For another, he was getting his surgery in a system that has prided itself on its pioneering efforts to prevent medical errors. One top VA official said the VA's approach to safety is considered "a benchmark by healthcare organizations throughout the world."
But in Houghton's case, the hospital missed the mark. Last June 14, doctors mistakenly removed the right testicle instead of the left, according to medical records and a claim filed by Houghton and his wife Monica, 39.
Now the couple are seeking about $200,000 for future healthcare costs outside the Department of Veterans Affairs system and an undisclosed amount in damages. Their claim is pending.
Houghton was left deprived of the testosterone the healthy testicle produced, setting him up for potential health complications including sexual dysfunction, depression, fatigue, weight gain and osteoporosis. Within a healthcare system with nationally recognized patient safety innovations, he joined the ranks of hundreds of thousands of Americans each year who are victimized by medical errors.
"At first I thought it was a joke," said Houghton, who recalls being told of the mistake immediately afterward, while he was in recovery. "Then I was shocked. I told them, 'What do I do now?' "
Dr. Dean Norman, chief of staff for the Greater Los Angeles VA system, has formally apologized to Houghton and his wife.
"We are making every attempt that we can to care for Mr. Houghton, but it's in litigation, and that's all we can tell you," he said. Norman added that the hospital has made changes in its practices as a result of the case.
But Houghton, who has received care through the VA since his discharge in 1989, wants nothing more to do with a system that he believes failed him.
The surgery Houghton went in for that day was not urgent. He had first been diagnosed with metastatic testicular cancer in 1989. He declined surgery at that time and retired after chemotherapy at Andrews Air Force Base in Maryland.
There had been no sign of the cancer's recurrence, but his left testicle was atrophied and painful, and there was a chance that it could harbor cancer cells.
The VA surgeon, fifth-year UCLA medical resident John T. Leppert, was supposed to remove Houghton's left testicle and perform a vasectomy on his right side for birth control purposes, according to medical records that Houghton and his attorney gave The Times.
In medical parlance, what happened instead was a "wrong site surgery," a category that includes operating on or removing the wrong limb or organ, doing the wrong procedure or treating the wrong patient. It is a rare, if often devastating, occurrence.
Leppert could not be reached for comment.
The mistake resulted from a series of missteps along the way, a classic pattern long recognized by safety experts. Errors, they say, are seldom due to a single doctor's or nurse's incompetence or negligence.
By its own guidelines and those of national hospital regulators, the VA hospital was required to obtain informed consent from the patient for the surgery, mark the operation site and take a "timeout" in the operating room to double-check that doctors were targeting the correct site, doing the correct procedure and operating on the correct patient.
According to Houghton's medical records, something appears to have gone awry at all three of these steps.
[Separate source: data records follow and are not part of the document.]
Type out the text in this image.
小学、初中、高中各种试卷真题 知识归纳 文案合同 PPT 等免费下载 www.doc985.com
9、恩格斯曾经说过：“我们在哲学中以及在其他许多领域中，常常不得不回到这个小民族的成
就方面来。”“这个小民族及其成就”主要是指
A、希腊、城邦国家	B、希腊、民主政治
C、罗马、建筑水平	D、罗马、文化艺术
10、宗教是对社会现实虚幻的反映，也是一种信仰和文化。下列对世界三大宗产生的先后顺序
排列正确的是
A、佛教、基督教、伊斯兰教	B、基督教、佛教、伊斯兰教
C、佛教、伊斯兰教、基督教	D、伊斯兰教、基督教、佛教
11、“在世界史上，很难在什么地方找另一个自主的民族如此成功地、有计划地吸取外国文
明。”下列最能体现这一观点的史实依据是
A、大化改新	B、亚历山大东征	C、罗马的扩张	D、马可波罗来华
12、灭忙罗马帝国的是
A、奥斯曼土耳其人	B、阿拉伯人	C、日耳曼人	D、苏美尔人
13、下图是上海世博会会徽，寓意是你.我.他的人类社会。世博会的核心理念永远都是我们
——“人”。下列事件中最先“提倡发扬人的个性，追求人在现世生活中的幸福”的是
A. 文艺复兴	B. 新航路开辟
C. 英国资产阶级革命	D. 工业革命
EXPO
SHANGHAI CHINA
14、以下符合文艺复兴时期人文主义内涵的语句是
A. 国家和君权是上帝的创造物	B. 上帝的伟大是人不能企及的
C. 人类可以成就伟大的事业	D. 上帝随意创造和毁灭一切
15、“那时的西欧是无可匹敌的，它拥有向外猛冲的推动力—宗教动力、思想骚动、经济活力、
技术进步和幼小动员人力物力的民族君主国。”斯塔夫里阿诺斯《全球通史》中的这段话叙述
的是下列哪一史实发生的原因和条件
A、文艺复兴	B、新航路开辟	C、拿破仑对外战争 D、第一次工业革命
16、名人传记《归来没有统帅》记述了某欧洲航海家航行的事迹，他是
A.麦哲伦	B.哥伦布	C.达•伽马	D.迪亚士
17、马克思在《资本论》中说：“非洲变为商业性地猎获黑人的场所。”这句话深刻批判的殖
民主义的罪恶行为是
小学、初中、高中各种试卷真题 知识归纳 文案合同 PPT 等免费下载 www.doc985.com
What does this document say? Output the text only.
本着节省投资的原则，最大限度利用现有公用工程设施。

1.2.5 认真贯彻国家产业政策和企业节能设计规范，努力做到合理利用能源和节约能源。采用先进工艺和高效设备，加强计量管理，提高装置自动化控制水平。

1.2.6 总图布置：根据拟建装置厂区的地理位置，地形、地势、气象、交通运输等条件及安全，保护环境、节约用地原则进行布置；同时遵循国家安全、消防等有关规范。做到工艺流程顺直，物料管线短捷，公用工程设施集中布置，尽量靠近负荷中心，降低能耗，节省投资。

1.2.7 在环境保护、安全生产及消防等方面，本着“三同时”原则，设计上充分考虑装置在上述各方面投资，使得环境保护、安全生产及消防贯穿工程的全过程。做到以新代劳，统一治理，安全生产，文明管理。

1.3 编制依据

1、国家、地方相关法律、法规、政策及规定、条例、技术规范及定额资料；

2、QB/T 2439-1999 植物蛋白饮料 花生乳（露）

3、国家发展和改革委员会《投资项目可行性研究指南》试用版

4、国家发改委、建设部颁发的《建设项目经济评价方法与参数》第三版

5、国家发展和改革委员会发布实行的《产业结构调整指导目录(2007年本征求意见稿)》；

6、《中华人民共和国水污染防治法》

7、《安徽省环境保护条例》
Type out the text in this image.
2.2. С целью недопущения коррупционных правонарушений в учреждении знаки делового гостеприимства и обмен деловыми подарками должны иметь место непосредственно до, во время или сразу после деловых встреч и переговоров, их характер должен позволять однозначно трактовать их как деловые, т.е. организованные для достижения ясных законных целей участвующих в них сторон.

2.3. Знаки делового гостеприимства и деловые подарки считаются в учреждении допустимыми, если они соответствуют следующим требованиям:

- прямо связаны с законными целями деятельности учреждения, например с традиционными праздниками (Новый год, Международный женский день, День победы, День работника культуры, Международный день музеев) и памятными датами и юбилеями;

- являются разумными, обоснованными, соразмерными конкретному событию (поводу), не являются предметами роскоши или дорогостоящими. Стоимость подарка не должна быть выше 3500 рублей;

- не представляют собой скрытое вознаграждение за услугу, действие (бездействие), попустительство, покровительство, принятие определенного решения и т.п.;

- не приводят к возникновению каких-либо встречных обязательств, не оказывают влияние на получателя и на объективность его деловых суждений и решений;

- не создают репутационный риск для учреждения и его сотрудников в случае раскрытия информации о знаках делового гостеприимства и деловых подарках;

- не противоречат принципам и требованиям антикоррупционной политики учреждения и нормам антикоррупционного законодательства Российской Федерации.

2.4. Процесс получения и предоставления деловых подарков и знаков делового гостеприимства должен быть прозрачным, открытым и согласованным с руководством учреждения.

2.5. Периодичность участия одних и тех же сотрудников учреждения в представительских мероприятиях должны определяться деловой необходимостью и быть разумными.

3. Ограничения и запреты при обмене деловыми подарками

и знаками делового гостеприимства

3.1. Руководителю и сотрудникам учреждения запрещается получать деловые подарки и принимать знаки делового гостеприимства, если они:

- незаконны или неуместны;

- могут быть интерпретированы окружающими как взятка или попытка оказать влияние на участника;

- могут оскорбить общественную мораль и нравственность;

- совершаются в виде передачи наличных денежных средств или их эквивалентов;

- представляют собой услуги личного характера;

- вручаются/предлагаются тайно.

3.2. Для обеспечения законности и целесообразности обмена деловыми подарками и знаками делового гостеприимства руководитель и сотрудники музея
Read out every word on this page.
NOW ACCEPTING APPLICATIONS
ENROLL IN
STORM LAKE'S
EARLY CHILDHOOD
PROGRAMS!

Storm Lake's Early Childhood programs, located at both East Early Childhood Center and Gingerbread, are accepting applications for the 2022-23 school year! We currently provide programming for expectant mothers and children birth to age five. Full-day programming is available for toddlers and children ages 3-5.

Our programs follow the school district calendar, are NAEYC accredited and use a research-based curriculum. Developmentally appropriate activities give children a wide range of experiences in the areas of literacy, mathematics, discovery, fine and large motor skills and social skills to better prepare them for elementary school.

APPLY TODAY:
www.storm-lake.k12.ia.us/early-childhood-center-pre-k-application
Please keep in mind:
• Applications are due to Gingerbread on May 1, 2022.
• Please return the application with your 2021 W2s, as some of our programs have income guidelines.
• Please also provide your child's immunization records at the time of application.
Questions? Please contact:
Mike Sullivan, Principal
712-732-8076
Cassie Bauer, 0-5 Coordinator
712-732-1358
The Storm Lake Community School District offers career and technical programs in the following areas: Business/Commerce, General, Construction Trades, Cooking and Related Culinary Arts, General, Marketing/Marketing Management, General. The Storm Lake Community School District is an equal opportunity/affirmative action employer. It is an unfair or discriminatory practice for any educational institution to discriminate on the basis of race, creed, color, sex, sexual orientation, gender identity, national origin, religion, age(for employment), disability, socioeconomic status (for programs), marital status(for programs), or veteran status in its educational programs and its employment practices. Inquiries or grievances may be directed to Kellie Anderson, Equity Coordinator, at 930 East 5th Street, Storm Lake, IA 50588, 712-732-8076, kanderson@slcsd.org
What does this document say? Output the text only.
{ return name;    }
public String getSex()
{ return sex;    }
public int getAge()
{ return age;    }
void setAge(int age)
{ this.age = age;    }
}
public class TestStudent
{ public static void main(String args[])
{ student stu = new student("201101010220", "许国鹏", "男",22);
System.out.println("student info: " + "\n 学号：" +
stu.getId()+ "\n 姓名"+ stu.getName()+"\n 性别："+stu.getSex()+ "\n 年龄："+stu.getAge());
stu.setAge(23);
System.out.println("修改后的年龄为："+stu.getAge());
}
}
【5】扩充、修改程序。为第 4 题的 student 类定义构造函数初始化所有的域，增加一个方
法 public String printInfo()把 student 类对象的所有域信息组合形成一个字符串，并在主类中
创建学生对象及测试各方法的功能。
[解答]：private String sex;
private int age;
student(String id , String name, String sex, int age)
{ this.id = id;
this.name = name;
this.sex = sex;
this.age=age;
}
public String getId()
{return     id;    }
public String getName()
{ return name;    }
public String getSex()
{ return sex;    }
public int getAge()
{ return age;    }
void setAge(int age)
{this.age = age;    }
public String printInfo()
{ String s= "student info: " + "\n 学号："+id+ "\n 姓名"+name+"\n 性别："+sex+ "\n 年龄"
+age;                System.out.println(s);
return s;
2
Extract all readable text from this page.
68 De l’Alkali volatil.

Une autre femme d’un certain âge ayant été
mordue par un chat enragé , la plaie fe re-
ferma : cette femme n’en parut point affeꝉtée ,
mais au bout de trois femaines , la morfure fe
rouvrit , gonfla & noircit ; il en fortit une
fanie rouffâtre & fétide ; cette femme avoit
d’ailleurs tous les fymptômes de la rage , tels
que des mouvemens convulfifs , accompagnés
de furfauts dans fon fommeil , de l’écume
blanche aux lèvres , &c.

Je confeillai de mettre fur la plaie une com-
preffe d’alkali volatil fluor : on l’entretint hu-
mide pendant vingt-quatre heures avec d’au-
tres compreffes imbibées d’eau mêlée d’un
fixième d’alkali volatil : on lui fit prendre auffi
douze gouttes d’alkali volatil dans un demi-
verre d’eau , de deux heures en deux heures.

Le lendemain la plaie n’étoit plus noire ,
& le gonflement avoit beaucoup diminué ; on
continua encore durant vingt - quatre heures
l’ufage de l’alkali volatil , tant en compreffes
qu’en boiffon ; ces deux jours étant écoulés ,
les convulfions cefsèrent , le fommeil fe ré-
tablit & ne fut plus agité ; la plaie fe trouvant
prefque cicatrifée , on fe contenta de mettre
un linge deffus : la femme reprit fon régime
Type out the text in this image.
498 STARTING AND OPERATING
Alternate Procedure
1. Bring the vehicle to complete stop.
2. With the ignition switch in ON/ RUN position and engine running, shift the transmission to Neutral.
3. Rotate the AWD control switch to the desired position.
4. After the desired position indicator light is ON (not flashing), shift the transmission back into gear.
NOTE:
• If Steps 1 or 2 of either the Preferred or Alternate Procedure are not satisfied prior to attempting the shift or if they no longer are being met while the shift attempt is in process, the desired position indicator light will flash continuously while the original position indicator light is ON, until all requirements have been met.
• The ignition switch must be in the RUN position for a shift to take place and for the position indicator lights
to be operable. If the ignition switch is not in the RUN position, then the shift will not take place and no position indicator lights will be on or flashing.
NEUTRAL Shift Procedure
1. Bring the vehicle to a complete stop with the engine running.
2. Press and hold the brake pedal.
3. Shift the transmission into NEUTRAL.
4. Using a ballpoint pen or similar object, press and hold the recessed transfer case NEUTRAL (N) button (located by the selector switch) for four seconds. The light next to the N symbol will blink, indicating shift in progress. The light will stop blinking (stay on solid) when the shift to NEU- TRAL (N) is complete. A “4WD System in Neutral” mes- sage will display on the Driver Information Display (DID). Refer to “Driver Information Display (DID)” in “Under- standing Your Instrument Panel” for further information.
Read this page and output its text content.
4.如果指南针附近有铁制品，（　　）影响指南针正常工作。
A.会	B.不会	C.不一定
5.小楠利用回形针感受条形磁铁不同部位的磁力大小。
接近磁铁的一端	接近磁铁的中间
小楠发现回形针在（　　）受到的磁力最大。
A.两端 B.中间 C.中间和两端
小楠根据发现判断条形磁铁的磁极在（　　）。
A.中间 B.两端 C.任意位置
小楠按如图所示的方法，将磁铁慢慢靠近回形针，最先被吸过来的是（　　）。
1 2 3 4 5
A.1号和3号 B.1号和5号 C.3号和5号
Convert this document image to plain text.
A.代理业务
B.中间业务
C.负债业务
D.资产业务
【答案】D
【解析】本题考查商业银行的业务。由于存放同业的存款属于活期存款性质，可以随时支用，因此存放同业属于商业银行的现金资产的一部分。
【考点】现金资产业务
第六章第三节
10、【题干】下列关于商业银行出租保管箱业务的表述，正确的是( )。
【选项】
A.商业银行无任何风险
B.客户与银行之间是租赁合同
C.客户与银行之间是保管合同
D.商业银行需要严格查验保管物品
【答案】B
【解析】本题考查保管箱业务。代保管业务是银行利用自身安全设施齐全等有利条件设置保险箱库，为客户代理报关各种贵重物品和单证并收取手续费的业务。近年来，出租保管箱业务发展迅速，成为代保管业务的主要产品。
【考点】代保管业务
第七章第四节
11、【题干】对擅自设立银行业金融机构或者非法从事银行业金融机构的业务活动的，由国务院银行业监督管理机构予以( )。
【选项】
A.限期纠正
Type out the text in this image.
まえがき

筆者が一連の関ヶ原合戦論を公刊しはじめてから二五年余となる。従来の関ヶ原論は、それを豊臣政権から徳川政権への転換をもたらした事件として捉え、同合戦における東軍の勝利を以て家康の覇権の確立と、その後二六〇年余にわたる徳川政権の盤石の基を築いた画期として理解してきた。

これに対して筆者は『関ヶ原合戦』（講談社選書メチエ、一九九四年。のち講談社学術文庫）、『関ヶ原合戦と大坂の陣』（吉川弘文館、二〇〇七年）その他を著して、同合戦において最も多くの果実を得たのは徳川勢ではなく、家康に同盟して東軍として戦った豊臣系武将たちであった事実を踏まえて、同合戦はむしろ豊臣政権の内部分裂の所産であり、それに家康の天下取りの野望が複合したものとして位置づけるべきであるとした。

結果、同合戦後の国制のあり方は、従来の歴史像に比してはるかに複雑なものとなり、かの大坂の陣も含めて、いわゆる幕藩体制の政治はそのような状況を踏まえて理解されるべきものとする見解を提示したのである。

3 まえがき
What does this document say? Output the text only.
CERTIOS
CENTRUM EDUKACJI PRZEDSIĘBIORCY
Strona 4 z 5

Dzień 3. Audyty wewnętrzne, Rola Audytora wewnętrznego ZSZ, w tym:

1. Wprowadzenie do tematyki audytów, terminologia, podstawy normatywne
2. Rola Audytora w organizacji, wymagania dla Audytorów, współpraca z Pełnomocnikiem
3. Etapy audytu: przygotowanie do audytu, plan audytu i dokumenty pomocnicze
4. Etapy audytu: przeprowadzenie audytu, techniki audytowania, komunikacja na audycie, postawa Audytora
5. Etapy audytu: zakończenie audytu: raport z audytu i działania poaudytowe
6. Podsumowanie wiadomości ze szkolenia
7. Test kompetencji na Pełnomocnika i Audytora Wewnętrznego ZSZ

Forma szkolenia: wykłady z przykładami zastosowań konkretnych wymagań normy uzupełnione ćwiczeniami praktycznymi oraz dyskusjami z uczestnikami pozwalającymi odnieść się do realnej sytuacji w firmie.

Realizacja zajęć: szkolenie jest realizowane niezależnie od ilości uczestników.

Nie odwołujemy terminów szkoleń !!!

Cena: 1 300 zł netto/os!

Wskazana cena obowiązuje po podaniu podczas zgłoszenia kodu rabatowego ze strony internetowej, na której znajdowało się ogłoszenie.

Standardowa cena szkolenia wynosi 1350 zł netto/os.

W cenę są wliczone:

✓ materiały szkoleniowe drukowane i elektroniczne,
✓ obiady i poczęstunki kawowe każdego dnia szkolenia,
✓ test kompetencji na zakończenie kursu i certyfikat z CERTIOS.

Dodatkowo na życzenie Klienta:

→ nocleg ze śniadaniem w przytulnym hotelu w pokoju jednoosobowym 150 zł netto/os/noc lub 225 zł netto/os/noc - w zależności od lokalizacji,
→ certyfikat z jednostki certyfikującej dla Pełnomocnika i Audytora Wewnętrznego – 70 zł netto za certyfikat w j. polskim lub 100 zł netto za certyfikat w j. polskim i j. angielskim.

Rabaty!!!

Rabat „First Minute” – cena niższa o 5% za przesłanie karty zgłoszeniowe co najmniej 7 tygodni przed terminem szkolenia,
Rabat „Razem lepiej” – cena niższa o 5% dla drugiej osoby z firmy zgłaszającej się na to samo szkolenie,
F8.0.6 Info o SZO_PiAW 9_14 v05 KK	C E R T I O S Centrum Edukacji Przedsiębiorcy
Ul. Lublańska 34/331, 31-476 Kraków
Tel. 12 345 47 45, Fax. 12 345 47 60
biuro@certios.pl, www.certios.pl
The consent form, prepared the day of surgery, stated that the right testicle was to be removed and a left vasectomy performed, when it should have said the opposite. The records do not say who prepared the form.
Both Leppert and Houghton signed it, Houghton said. Houghton did not have his glasses so could not read it, his wife recalled.
The surgeon said, " 'This is what we talked about before. Just sign here and here,' " Houghton said. "I didn't actually read it."
Although Houghton's experience serves as an object lesson on reading consent forms carefully, even a thorough examination won't necessarily catch errors, said Fran Griffin, project director at the nonprofit Institute for Healthcare Improvement in Cambridge, Mass.
"You see what you expect, not what is actually there," she said. "That's why the consent, while it's an important step, by itself will never be sufficient."
The next step -- marking the site with a surgical pen -- is supposed to take place before sedation, so the patient can participate.
Houghton said he was asked to identify the surgical site and pointed to his left testicle, but both he and his wife said no one marked it. Houghton's records don't mention a mark.